The Daily Scrum is probably what inspired most of the stand-ups done every day across the globe. You know the drill: every team member quickly says what they have done the previous day, what they intend to do today and if there are any blockers preventing them from reaching their goal (and ultimately the Sprint Goal). This last part is often forgotten but don’t get me started on this subject.
Put simply, the goal of this ceremony is to optimise the probability to meet the Sprint Goal, helping the Scrum team to inspect and adapt. The Scrum Master attends, makes sure that the ceremony aims for this goal and takes notes of any impediments to take care of.
You probably recognise your team’s process in this description. But chances are your team actually uses Kanban, not Scrum (they are not mutually exclusive, though). If this is your case, keep reading.
There are no Sprints in Kanban, so running a daily ceremony which goal is to “optimise the probability to meet the Sprint Goal” does not make much sense. Instead let’s ask ourself what is the Kanban equivalent of Scrum’s Sprint Goal. My vision about this comes down to Kanban’s mojo: “Stop starting, start finishing”. The daily stand-up should be an opportunity to identify which Work Item can move, are stuck, late, ready, …
Kanban’s stand-up is not so much about the team members but about the tasks. So instead of asking people what they are up to, we ask the tasks by visualising the board.
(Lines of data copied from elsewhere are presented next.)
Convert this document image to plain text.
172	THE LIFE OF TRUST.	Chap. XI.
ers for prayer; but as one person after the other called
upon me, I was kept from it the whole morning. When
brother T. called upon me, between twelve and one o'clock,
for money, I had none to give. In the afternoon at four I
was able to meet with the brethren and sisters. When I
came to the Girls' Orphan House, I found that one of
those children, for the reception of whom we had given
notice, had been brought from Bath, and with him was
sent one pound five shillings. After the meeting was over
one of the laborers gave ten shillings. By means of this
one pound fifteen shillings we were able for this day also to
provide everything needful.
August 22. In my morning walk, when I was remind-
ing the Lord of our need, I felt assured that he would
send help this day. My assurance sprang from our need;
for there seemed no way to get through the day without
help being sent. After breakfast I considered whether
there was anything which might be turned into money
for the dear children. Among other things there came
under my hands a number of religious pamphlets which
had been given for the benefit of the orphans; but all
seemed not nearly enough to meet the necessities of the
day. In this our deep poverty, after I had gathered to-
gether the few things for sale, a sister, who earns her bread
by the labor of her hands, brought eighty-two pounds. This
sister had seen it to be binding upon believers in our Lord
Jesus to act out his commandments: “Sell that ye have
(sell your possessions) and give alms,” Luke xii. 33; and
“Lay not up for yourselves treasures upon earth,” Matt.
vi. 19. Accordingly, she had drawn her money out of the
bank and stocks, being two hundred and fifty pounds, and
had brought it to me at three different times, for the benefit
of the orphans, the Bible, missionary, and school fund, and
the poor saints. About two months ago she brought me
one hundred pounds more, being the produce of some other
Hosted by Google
Let’s take a simple example.
Because Kanban is a pulling system, we look at the Work Items from right to left. The first thing we notice is Task 1 being currently deployed. It turns out the person in charge of this card actually forgot to move it to “done”. It happens, let’s move it now.
Now we have one deployment slot available… and one Work Item waiting! The same person who forgot to move the card is luckily available, they’ll take care of it.
The board looks quite clean, which can be either a good or a bad sign. But we are not done yet. Let’s move across the two next Work Items available to development. Items in the “input” column have crossed the commitment line, which means the clock is ticking.
We are almost there. In an optimal case the relevant Product Owners / Project Managers are attending the meeting and they can set priorities for the next tasks coming in. This can sometimes lead to interesting conversations where 3 POs are attending but only 2 “input” slots are available. This forces them to agree on the Work Items’ priority (and ultimately the business’) without drowning the team, thanks to the WIP limit on “input”.
As you can see, our board has changed dramatically - although this was not the most realistic example. Kanban’s daily stand-up is almost automatic, mechanical.